2. On Comedy Central’s South Park, Santa Claus wreaks havoc on the town by banning alcohol (to stop drunk driving accidents), and then he bans marijuana that had been laced with cocaine (which led to more accidents). So the man making the cocaine-laced pot starts selling pure cocaine, which leads to Santa sneaking into all the homes at night to steal all of that drug. Finally this drug dealer convinces Santa to try the cocaine, and Santa marveled at how “clean” it was. Then Jesus appears, and Santa offers him the cocaine. “It’s a good high,” Jesus agrees, so he performs a “Christmas miracle,” making the cocaine fall like snow over the town so everyone could enjoy the addictive drugs.
Yes, ’tis the season to be bigoted, and yes, the Lord is the target.
3. Netflix put a sick twist on the Christmas movie by streaming a Brazilian comedy film called The First Temptation of Christ, about a homosexual Jesus going home for the holidays and introducing the rest of the Holy Family to his flamboyant new boyfriend Orlando.
That’s not enough, apparently.

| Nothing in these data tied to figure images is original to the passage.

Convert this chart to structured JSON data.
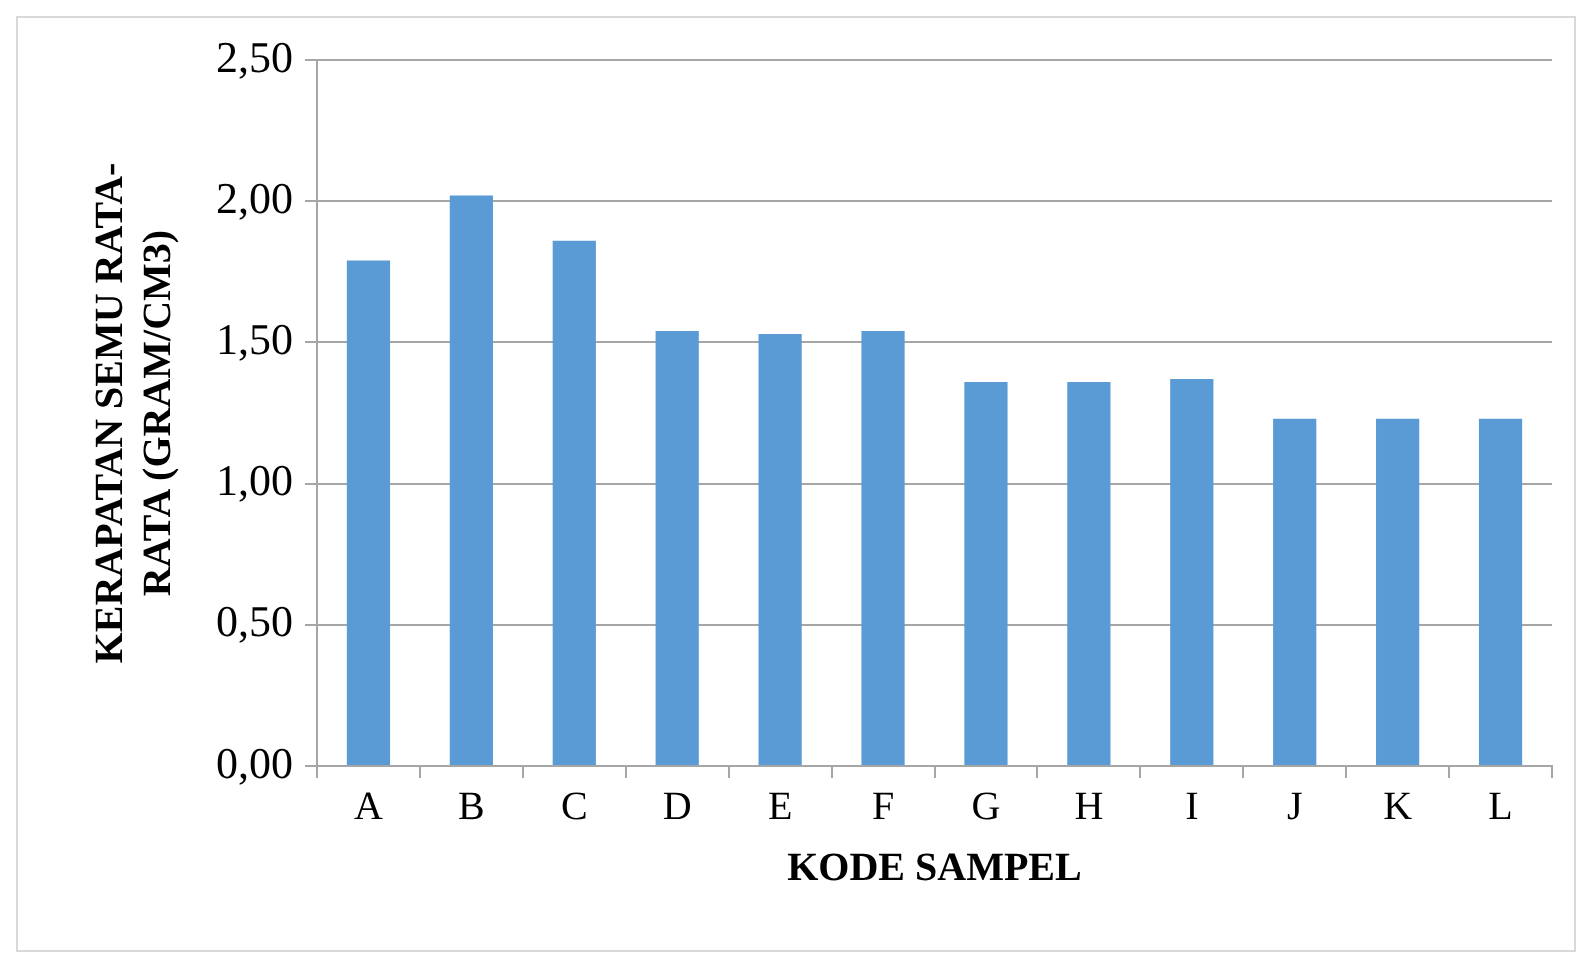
{
  "chart_data": {
    "type": "bar",
    "xlabel": "KODE SAMPEL",
    "ylabel": "KERAPATAN SEMU RATA-RATA (GRAM/CM3)",
    "categories": [
      "A",
      "B",
      "C",
      "D",
      "E",
      "F",
      "G",
      "H",
      "I",
      "J",
      "K",
      "L"
    ],
    "values": [
      1.79,
      2.02,
      1.86,
      1.54,
      1.53,
      1.54,
      1.36,
      1.36,
      1.37,
      1.23,
      1.23,
      1.23
    ],
    "color": "#5b9bd5",
    "ylim": [
      0,
      2.5
    ],
    "yticks": [
      {
        "value": 0,
        "label": "0,00"
      },
      {
        "value": 0.5,
        "label": "0,50"
      },
      {
        "value": 1,
        "label": "1,00"
      },
      {
        "value": 1.5,
        "label": "1,50"
      },
      {
        "value": 2,
        "label": "2,00"
      },
      {
        "value": 2.5,
        "label": "2,50"
      }
    ],
    "grid": "y",
    "legend": false
  }
}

The 46-minute Christmas special also includes the Virgin Mary smoking a joint, the wise man Melchior hiring a prostitute, and Jesus getting high off “special tea.”
4. Showtime has rebooted the lesbian drama The L Word, which in its last iteration dreamed of aborting George W. Bush before he could become president. On the new series, a lesbian character shocks her lover by coming “out of the closet” to reveal she’s a minister of the (LGBT-oriented) Metropolitan Community Church. The lover is shocked: “You’re, like… married to Jesus, right?” The minister slyly answers “Yeah. I am. But it’s an open relationship. Sexually, I mean.”
It’s sad to say that all of this feels like recycled garbage. No one is thrilled by these shopworn atheist pranks. No news network finds any of this newsworthy. But the networks have found another outrage of interest and leapt on it.
This time it was the Hallmark Channel, perhaps the last “safe zone” for families honoring Christmas. The LGBT fascists declared war on the network after it failed to air an ad during their usual holiday fare for the wedding website Zola that featured lesbians kissing. The networks were completely in sync with their allies in the gay community. The Hallmark surrender came quickly, and everyone cheered.
So to sum up: turning Jesus into a gay druggie is not an outrage. Sparing a family audience from a lesbian kiss is an outrage. No wonder they’re upset when a Supreme Court justice says “Merry Christmas.”